池袋駅から東武東上線の各駅停車で13分の上板橋駅(東京都板橋区)。駅の南口は、古い街並みが残り、低層の商店や住宅が連なる。周辺の道路は狭く、緊急時に大型車両が通行できないなどの問題も抱えていた。
そうした背景を受け、駅前広場から南口の商店街から川越街道(国道254号)につながる約1.7haの敷地で、3棟のビルを含む再開発事業が始まる。駅周辺の街並みが大きく変わることになる。

古い商店街が残る街並みから、
駅を中心として利便性や防災性を考慮した街へ
池袋から東武東上線の各駅停車で7駅目の上板橋。都心に近い立地ながら、駅舎は古く、南口を出ると低層の昔ながらの商店街が続いている。
木造の住宅が多いことや、駅周辺の道路は道幅が狭く、緊急時に大型の車両が駅に駆けつけることが難しいことなど、防災面からも再開発の必要があった。
東京都では、このエリアの利便性と防災性・安全性の向上とともに、商業・業務機能の強化による賑わいの形成や良質な住宅供給を行い、駅前に相応しい土地の高度利用と都市機能の更新を図るために3月25日、上板橋駅南口駅前東地区市街地再開発組合の設立を許可したと発表した。

川越通りと、駅前を結ぶ通りを新設
地上27階建てなどビル3棟、約440戸を供給
4月20日には、「上板橋駅南口駅前東地区市街地再開発事業」再開発組合設立のお知らせとして、住友不動産が参加組合員として参画することや、公共施設整備等を含む総事業費は、約400億円を見込んでいることなど詳細が明らかになった。
再開発工事の内容は、駅前広場(約3,900u)と駅前広場の地下に約1,500台収容できる公共自転車駐車場を整備する。そして、上板橋駅前と、川越街道を結ぶ延長210m(幅員16m)の区画街路を新設する。川越街道は川越方面と東京都心部を結んでおり、ここにつながる通りが新設されることで、駅周辺の利便性は大いに増しそうだ。

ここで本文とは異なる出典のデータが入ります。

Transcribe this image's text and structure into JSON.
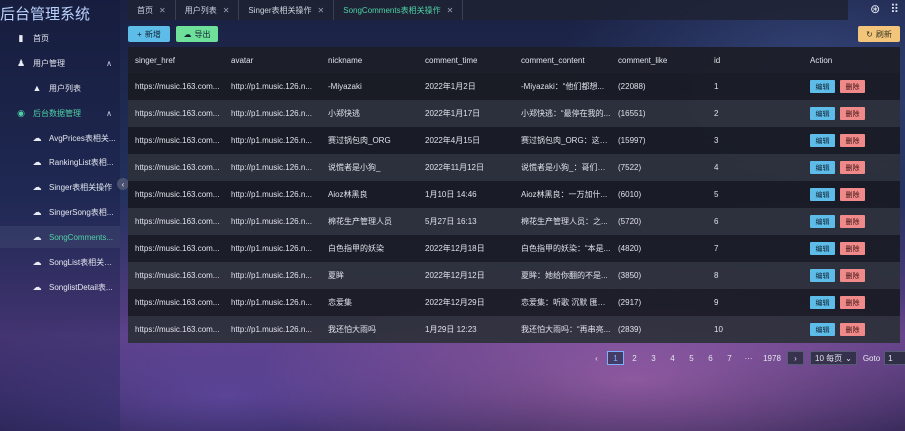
{
  "app": {
    "title": "后台管理系统"
  },
  "sidebar": {
    "items": [
      {
        "label": "首页",
        "icon": "home-icon",
        "glyph": "▮"
      },
      {
        "label": "用户管理",
        "icon": "user-icon",
        "glyph": "♟",
        "chevron": "∧"
      },
      {
        "label": "用户列表",
        "icon": "warning-icon",
        "glyph": "▲"
      },
      {
        "label": "后台数据管理",
        "icon": "data-icon",
        "glyph": "◉",
        "chevron": "∧"
      },
      {
        "label": "AvgPrices表相关...",
        "icon": "cloud-icon",
        "glyph": "☁"
      },
      {
        "label": "RankingList表相...",
        "icon": "cloud-icon",
        "glyph": "☁"
      },
      {
        "label": "Singer表相关操作",
        "icon": "cloud-icon",
        "glyph": "☁"
      },
      {
        "label": "SingerSong表相...",
        "icon": "cloud-icon",
        "glyph": "☁"
      },
      {
        "label": "SongComments...",
        "icon": "cloud-icon",
        "glyph": "☁"
      },
      {
        "label": "SongList表相关操作",
        "icon": "cloud-icon",
        "glyph": "☁"
      },
      {
        "label": "SonglistDetail表...",
        "icon": "cloud-icon",
        "glyph": "☁"
      }
    ],
    "collapse_glyph": "‹"
  },
  "tabs": [
    {
      "label": "首页",
      "close": "✕"
    },
    {
      "label": "用户列表",
      "close": "✕"
    },
    {
      "label": "Singer表相关操作",
      "close": "✕"
    },
    {
      "label": "SongComments表相关操作",
      "close": "✕"
    }
  ],
  "top_icons": {
    "theme": "⊛",
    "apps": "⠿"
  },
  "toolbar": {
    "add_label": "新增",
    "add_glyph": "+",
    "export_label": "导出",
    "export_glyph": "☁",
    "refresh_label": "刷新",
    "refresh_glyph": "↻"
  },
  "table": {
    "headers": [
      "singer_href",
      "avatar",
      "nickname",
      "comment_time",
      "comment_content",
      "comment_like",
      "id",
      "Action"
    ],
    "edit_label": "编辑",
    "delete_label": "删除",
    "rows": [
      [
        "https://music.163.com...",
        "http://p1.music.126.n...",
        "-Miyazaki",
        "2022年1月2日",
        "-Miyazaki：“他们都想...",
        "(22088)",
        "1"
      ],
      [
        "https://music.163.com...",
        "http://p1.music.126.n...",
        "小郑快逃",
        "2022年1月17日",
        "小郑快逃：“最停在我的...",
        "(16551)",
        "2"
      ],
      [
        "https://music.163.com...",
        "http://p1.music.126.n...",
        "赛过锅包肉_ORG",
        "2022年4月15日",
        "赛过锅包肉_ORG：这个...",
        "(15997)",
        "3"
      ],
      [
        "https://music.163.com...",
        "http://p1.music.126.n...",
        "说慌者是小狗_",
        "2022年11月12日",
        "说慌者是小狗_：哥们哥...",
        "(7522)",
        "4"
      ],
      [
        "https://music.163.com...",
        "http://p1.music.126.n...",
        "Aioz林黑良",
        "1月10日 14:46",
        "Aioz林黑良：一万加什...",
        "(6010)",
        "5"
      ],
      [
        "https://music.163.com...",
        "http://p1.music.126.n...",
        "棉花生产管理人员",
        "5月27日 16:13",
        "棉花生产管理人员：之...",
        "(5720)",
        "6"
      ],
      [
        "https://music.163.com...",
        "http://p1.music.126.n...",
        "白色指甲的妖染",
        "2022年12月18日",
        "白色指甲的妖染：“本是...",
        "(4820)",
        "7"
      ],
      [
        "https://music.163.com...",
        "http://p1.music.126.n...",
        "夏眸",
        "2022年12月12日",
        "夏眸：她给你翻的不是...",
        "(3850)",
        "8"
      ],
      [
        "https://music.163.com...",
        "http://p1.music.126.n...",
        "恋爱集",
        "2022年12月29日",
        "恋爱集：听歌 沉默 匯完...",
        "(2917)",
        "9"
      ],
      [
        "https://music.163.com...",
        "http://p1.music.126.n...",
        "我还怕大雨吗",
        "1月29日 12:23",
        "我还怕大雨吗：“再串亮...",
        "(2839)",
        "10"
      ]
    ]
  },
  "pagination": {
    "prev": "‹",
    "pages": [
      "1",
      "2",
      "3",
      "4",
      "5",
      "6",
      "7"
    ],
    "ellipsis": "···",
    "last": "1978",
    "next": "›",
    "page_size": "10 每页",
    "page_size_chevron": "⌄",
    "goto_label": "Goto",
    "goto_value": "1"
  }
}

注目は、3棟のビルの新設である。まず、駅前広場に面する東街区に地上27階、地下2階建てのビルができ、低層部(1,3階)には南口の顔となる商業施設が入る。
中街区は、地上19階建て、地下1階で、住宅や店舗が入り、地上6階建ての南街区には事務所や店舗が入る予定だ。


なお、これまでの経緯を見ると、再開発準備組合が設立されたのは1995年にまでさかのぼる。その後、2004年に都市計画決定し、時を経て、今年 4月に上板橋駅南口駅前東地区市街地再開発組合が設立された。4月に着工し、2028年に竣工の予定になっている。
地元住民に話を聞くと、駅周辺の通路が狭く、車の通行が不便だったことなど、再開発が待たれていた様子がうかがえた。
ただし、駅の北口から常盤台方面に歩いていくと、マンションや都営住宅など、多くの集合住宅が密集し、新しくできた板橋区中央図書館・ボローニャ絵本館や公園などの公共施設も多い。北口は、大型スーパーも多く、生活利便性が高そうである。

南口の再開発が進むことで、北から南へと、人口の移動があるかどうか。また同じ東武東上線沿線で、板橋区の大山でも駅前の商店街でも、再開発工事が進んでいる。
池袋にアクセスしやすい立地を活かして、新しい住民を取りこめるのかどうか、気になるところである。